Von Griechenland nach Königsbronn

Wie Artemisa Giankou von der Journalistin zur Friseurmeisterin wurde

Die griechische Journalistin Artemisa Giankou kam vor 15 Jahren nach Deutschland und erfüllte sich hier ihren Traum als Friseurmeisterin mit eigenem Salon in Königsbronn.

Artemisa Giankou wurde 1988 im, wie sie sagt, „schönen Thessaloniki“ geboren. Sie hatte zwei Geschwister und schon mit vier Jahren einen Traum: Sie wollte Friseurin werden. Ihrer ganzen Familie machte sie schon als kleines Kind die Haare, doch ihre Eltern – und das Leben – hatten zunächst anderes mit ihr vor. Artemisa war eine Einser-Schülerin, erhielt viele Belobigungen und so bestanden ihre Eltern darauf, dass sie studierte. Sie entschied sich für politischen Journalismus und arbeitete, häufig mit verstecktem Mikrofon, mehrere Jahre für einen großen Radio- und Fernsehsender in ihrer Heimatstadt. Doch dann kam ein Wendepunkt.

Staatsbankrott veränderte alles

2010 stürzte Griechenland in eine große Staatsschuldenkrise, das Land musste massive Haushaltsdefizite bewältigen, hohe Schulden führten an den Rand des Staatsbankrotts. Gehälter, Renten und Sozialleistungen wurden drastisch gekürzt, was zu hoher Arbeitslosigkeit und Armut führte. Heute steht das Land wirtschaftlich gut da, doch 2010 war Arbeit nur sehr schwer zu finden. Der Radio- und Fernsehsender ging über Nacht in die Insolvenz. Artemisa hatte, wie viele andere, seit Monaten kein Gehalt mehr bekommen.

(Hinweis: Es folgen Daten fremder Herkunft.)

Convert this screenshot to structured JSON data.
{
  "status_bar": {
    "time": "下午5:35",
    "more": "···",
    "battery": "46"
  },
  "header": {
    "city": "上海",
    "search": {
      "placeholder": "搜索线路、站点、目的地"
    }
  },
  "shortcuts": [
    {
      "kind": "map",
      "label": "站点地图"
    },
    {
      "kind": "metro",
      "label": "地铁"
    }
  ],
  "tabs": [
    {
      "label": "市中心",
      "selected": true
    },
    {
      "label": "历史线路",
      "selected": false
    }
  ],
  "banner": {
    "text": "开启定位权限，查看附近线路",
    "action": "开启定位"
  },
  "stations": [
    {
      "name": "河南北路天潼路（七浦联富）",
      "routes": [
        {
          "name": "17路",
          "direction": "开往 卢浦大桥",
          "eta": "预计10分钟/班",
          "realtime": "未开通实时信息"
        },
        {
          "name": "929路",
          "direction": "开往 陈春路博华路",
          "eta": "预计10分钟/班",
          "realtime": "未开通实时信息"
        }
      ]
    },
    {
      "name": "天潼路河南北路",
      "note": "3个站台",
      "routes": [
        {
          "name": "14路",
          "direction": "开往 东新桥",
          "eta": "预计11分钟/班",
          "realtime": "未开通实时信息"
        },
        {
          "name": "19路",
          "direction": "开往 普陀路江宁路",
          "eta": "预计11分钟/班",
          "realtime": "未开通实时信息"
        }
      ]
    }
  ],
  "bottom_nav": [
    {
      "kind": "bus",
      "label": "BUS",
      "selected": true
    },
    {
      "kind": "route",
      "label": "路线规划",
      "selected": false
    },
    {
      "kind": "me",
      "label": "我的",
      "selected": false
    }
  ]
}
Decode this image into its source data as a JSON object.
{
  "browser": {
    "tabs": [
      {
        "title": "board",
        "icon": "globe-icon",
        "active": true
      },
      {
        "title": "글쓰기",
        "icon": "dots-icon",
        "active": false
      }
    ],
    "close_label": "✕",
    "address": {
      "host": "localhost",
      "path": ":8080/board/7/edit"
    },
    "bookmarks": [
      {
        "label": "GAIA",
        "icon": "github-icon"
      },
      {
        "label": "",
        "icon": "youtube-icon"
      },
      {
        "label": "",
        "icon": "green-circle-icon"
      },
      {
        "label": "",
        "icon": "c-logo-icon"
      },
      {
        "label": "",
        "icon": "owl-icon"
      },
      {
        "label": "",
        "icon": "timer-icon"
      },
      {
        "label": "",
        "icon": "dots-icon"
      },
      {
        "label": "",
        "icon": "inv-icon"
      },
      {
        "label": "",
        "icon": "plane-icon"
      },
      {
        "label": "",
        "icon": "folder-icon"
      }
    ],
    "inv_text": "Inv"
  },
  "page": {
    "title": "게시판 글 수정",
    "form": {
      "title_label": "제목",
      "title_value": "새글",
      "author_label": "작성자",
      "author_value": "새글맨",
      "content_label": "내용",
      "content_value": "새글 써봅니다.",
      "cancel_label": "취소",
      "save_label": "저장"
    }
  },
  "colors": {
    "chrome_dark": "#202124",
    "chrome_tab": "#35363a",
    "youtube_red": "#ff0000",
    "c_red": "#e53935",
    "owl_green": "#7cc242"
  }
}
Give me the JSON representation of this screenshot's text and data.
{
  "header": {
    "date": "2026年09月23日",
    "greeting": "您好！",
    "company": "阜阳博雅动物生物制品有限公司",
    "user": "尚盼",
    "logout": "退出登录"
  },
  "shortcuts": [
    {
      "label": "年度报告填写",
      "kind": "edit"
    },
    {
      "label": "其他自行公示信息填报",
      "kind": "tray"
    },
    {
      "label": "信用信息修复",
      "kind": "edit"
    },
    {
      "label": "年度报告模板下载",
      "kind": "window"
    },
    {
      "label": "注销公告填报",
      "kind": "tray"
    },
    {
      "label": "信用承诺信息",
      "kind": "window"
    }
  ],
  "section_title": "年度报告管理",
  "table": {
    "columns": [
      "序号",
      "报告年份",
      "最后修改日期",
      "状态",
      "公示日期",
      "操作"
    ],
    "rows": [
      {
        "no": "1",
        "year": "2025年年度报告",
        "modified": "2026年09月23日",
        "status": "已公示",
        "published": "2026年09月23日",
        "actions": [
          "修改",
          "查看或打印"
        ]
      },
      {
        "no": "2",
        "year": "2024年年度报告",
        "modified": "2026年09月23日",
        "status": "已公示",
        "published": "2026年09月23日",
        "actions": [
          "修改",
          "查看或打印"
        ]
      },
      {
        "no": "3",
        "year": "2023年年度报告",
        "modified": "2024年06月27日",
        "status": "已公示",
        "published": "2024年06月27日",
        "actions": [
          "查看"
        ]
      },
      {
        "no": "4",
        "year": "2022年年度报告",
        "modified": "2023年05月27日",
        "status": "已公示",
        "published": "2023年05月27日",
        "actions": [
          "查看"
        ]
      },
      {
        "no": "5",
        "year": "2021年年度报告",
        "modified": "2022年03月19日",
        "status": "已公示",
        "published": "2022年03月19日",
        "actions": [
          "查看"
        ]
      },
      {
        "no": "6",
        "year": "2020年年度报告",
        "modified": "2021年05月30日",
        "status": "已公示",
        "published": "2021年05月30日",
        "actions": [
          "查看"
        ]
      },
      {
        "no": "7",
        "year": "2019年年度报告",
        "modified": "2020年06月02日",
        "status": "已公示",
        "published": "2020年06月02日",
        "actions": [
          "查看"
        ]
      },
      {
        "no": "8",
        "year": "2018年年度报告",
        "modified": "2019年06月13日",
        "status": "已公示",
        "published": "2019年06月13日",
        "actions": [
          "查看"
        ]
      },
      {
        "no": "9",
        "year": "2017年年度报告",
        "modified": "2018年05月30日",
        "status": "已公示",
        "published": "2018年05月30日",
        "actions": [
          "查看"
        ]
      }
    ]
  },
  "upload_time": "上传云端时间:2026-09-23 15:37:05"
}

Doch sie gab nicht auf. Sie bewarb sich in England als Journalistin und hatte sogar schon eine Zusage. Doch ihr späterer Mann hatte Bekannte auf der Schwäbischen Alb und so entschieden sie sich für Deutschland. Beide arbeiteten vom ersten Tag an. Sie sagt: „Ich war keinen einzigen Tag arbeitslos.“ Sie arbeiteten in Supermärkten. Artemis – wie sie sich nun nannte – brachte es bis zur Filialleiterin, doch dann meldete sich ihr Lebenstraum zurück.

Ausbildung neben dem Job

„Wenn ich es jetzt nicht mache, mache ich es nie“, sagte sie sich und machte neben ihrem Job als Filialleiterin eine mehrjährige duale Ausbildung bis zur Friseurmeisterin. In Thessaloniki hatte sie sich neben ihrer Journalistentätigkeit bereits zur Facharbeiterin für Kosmetik und Haare ausbilden lassen. Das wurde hier nicht anerkannt, doch Artemis ließ sich nicht entmutigen. Sie ging Schritt für Schritt den Weg zu ihrem Traumberuf weiter – nebenbei heiratete sie und bekam zwei Kinder – Zwillinge, die bald in die vierte Klasse kommen. Zu Hause sprechen die Eltern Griechisch und die Kinder antworten in fließendem Deutsch.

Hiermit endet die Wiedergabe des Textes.